Early church leader Polycarp was able to defend his faith from even the most eager attackers. By Captain David Kelly
Wise Up
Polycarp of Smyrna

The first 300 years of the Church were its most formative years. Everyone was writing letters about theology, but whose voice was the most authoritative? The New Testament was being written and circulated, but so were many weird and false theologies. As the Church began to move from first-generation apostles to the next generation, it desperately needed new leaders who could carry the baton of sound doctrine and godly leadership.

Polycarp took the baton and ran.

Polycarp of Smyrna is the first-known martyr in post-New Testament history. It’s unfortunate that more writings of Polycarp and his years of ministry have not survived. There are major gaps that scholars are unable to fill right now. But what we do know about him reveals that he was a powerful speaker, a staunch defender of doctrinal purity and a willing martyr for the sake of the gospel.

Tradition has it that he was personally discipled by the apostle John. He regularly confronted the creeping evil of “Gnosticism” that threatened to sully the gospel. Polycarp regularly took on Gnostics and refuted their teachings in public spaces, converting not just those who were uncommitted to either, but even converting many of the Gnostics!

If his life was dedicated to preserving the gospel, his death was dedicated to demonstrating its power.  Polycarp claimed to have heard from the Lord in a vision that he must be burned at the stake; rather than pull a Jonah and head for the other side of the world, he went willingly to his death, obeying the will of God. He was burned at the stake for refusing to burn incense to the Roman Emperor.

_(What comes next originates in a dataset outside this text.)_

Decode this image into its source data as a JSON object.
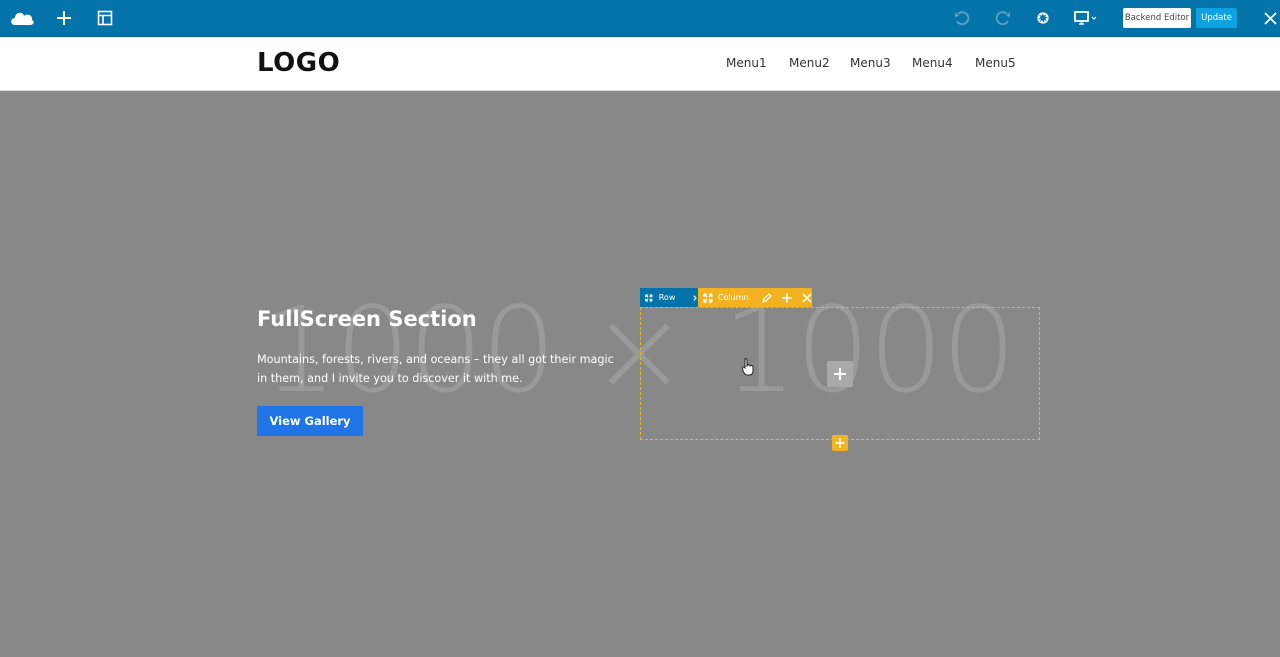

His last words are among his most popular: “Eighty and six years I have served Him, and He has done me no wrong. How then can I blaspheme my King and Savior? I bless you Father for judging me worthy of this hour, so that in the company of the martyrs I may share the cup of Christ.”

So What?

Polycarp was able to defend his faith from even the most eager attackers. He stood up for the gospel even in the face of persecution and death. His whole life and death are a testament to the power of the gospel. How can you live your life to better reflect the power and message of the gospel?